— Ой, да просто выпендривается! — презрительно бросила Лера. — Теперь из-за её дебилизма я, вообще, боюсь в свой инстаграм заходить или в Твиттер. Каждый раз опасаюсь, что мне там напишут какие-тнибудь гадости или пришлют мои фотки…
— Небось, если бы Ника сама так попала, вообще, бы никому не сказала, — проговорила Оля.
Они встали возле её двери.
— Да, хорошо было бы, чтобы она почувствовала на своей шкуре, как это, — с неожиданной злой мстительностью проговорила Лерка. — Но эта принцесса слишком правильная, чтобы себе такое позволить!
— И поэтому ставит себя выше других, — поддакнула Оля.
Она открыла свою квартиру, и они вошли внутрь.
— Спасибо, что ты ей запретила приходить, Оль, — сказала Лера, снимая кеды. — Я бы ей глаза выцарапала, если бы она припёрлась!
— Ну, Лер… я ж твоя подруга, — пожала плечами Оля. — Я же понимаю…
Воспоминание растворилось, сникло, испарилось. Быстро и неожиданно, как и всегда. А я осталась стоять неподвижно перед дверью, держа в руках купленный подарок. В моей голове эхом звучали слова Леры и Оли. Мне показалось, что мне под сердце, куда-то очень глубоко, чтобы было как можно больнее, с силой вогнали лезвие ножа и несколько раз с остервенением повернули.
Я вздрогнула и всхлипнула, безвольно отступила на шаг от двери. Затем ещё на шаг, запнулась одной ногой за другую и пошатнулась. Снова влажно всхлипнула и закрыла глаза. Я с трудом проглотила болезненную обиду. В коленях растекалась вязкая слабость. У меня опустились и задрожали плечи. Горло словно сдавило тугой, жесткой петлёй. Удручающее, саднящее и прогорклое чувство разрослось во мне. Оно походило на безлистное, сухое дерево с кривыми колючими и крючковатыми ветками. Его ветки напоминали узловатые руки с загнутыми длинными когтями. И эти многочисленные руки-ветки дерево горестной обиды запустило в мое тело, сжало живот и легкие, сдавило сознание, поразило душу и обвило сердце.
Я закрыла глаза, под веками дрожали хаотичные слабые огни. Я почувствовала, как щиплет и слегка печет глаза, и вспомнила слова Леры: «Спасибо, что ты ей запретила приходить, Оль».
Я открыла глаза и несколько секунд смотрела на дверь, оттуда доносился чей-то заливистый смех. Я осторожно повесила пакет с подарком на дверь, но затем передумала и сняла его. Потоптавшись и подумав, я направилась вниз по лестнице. Мои одинокие шаги шепчущим эхом звучали в стенах тихого подъезда.

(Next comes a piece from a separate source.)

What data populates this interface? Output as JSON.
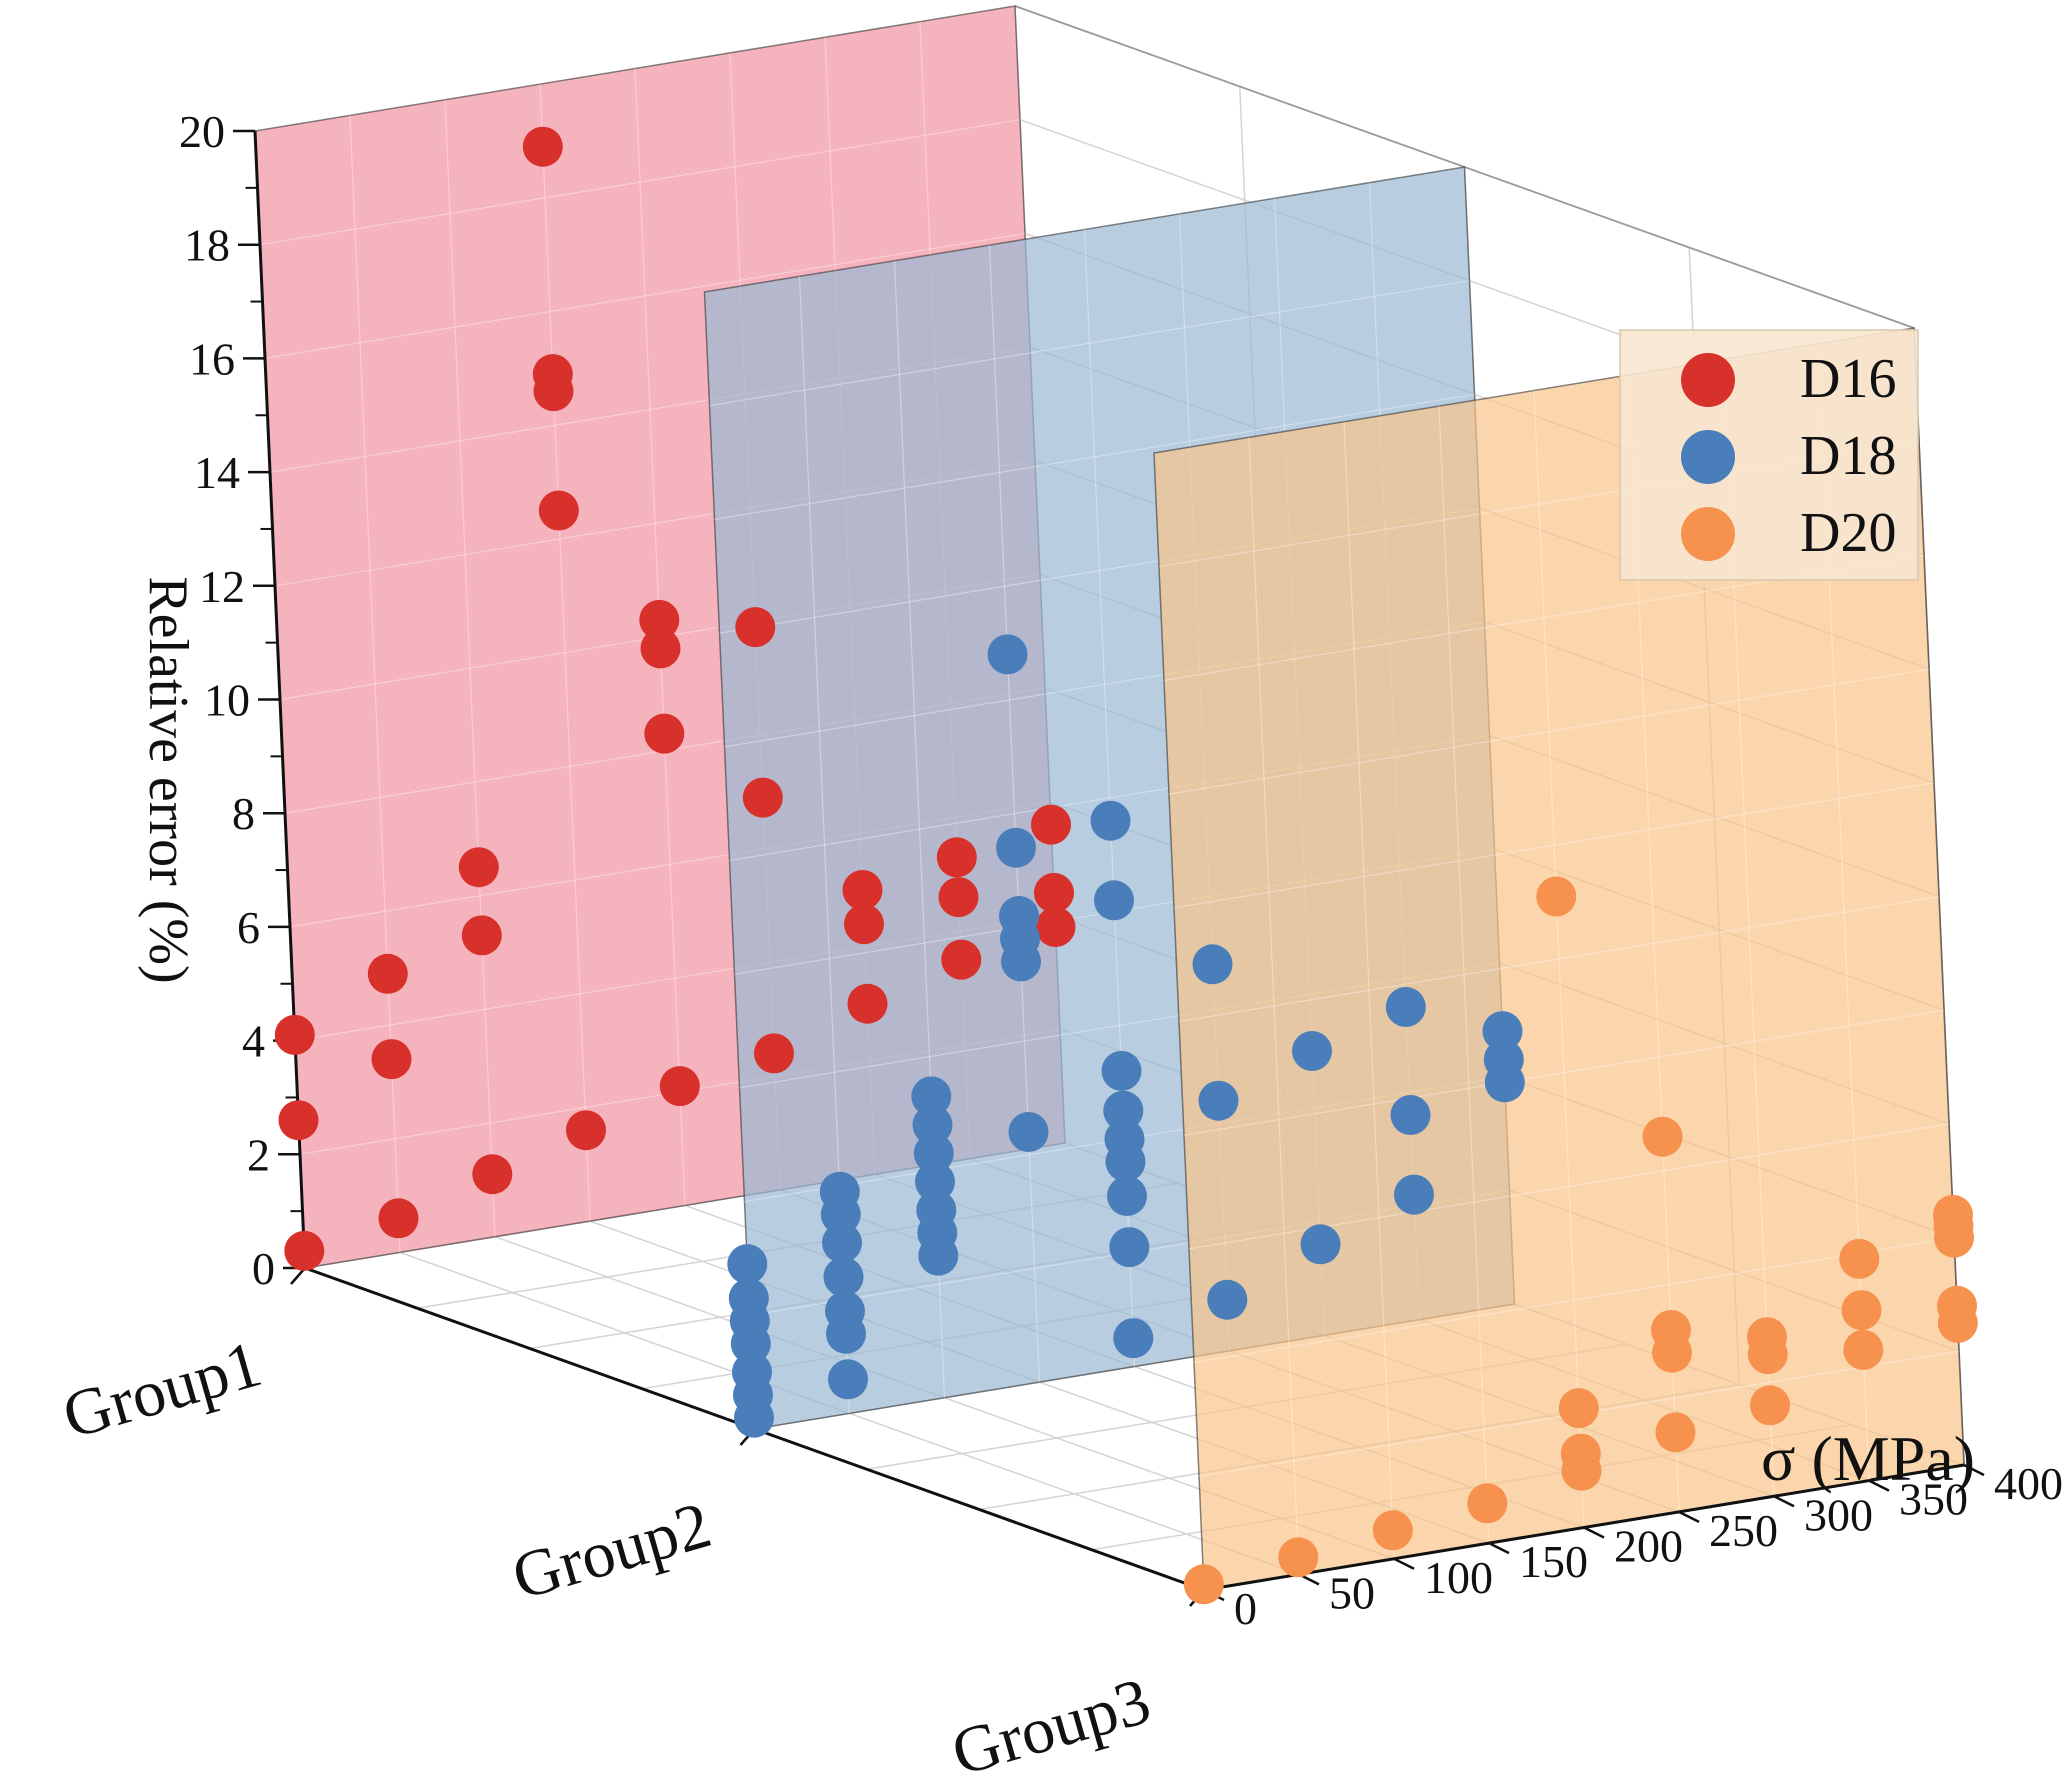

Я вышла на улицу. Погода сегодня была просто чудесной, она вселяла покой и умиротворение. И от этого мне было ещё горше. Я присела на скамейку возле пустой детской площадки и посмотрела на бредущего вдоль бордюра голубя. Затем я перевела взгляд на украдкой пробегающую вдоль дома бездомную собаку.
Знаете, что между ними и мной сейчас есть общего? Они тоже никому не нужны, и от них тоже все отвернулись. Интересно, они-то в чем провинились?
Я невесело улыбнулась своим дурацким мыслям. Подняла взгляд на небо, солнце коснулось моего лица. Его прикосновение казалось ласковым утешающим жестом. Я поняла, что опять плачу. В который раз уже за последние несколько дней.
— Почему ты плачешь? — раздался чей то тонкий робкий голосок.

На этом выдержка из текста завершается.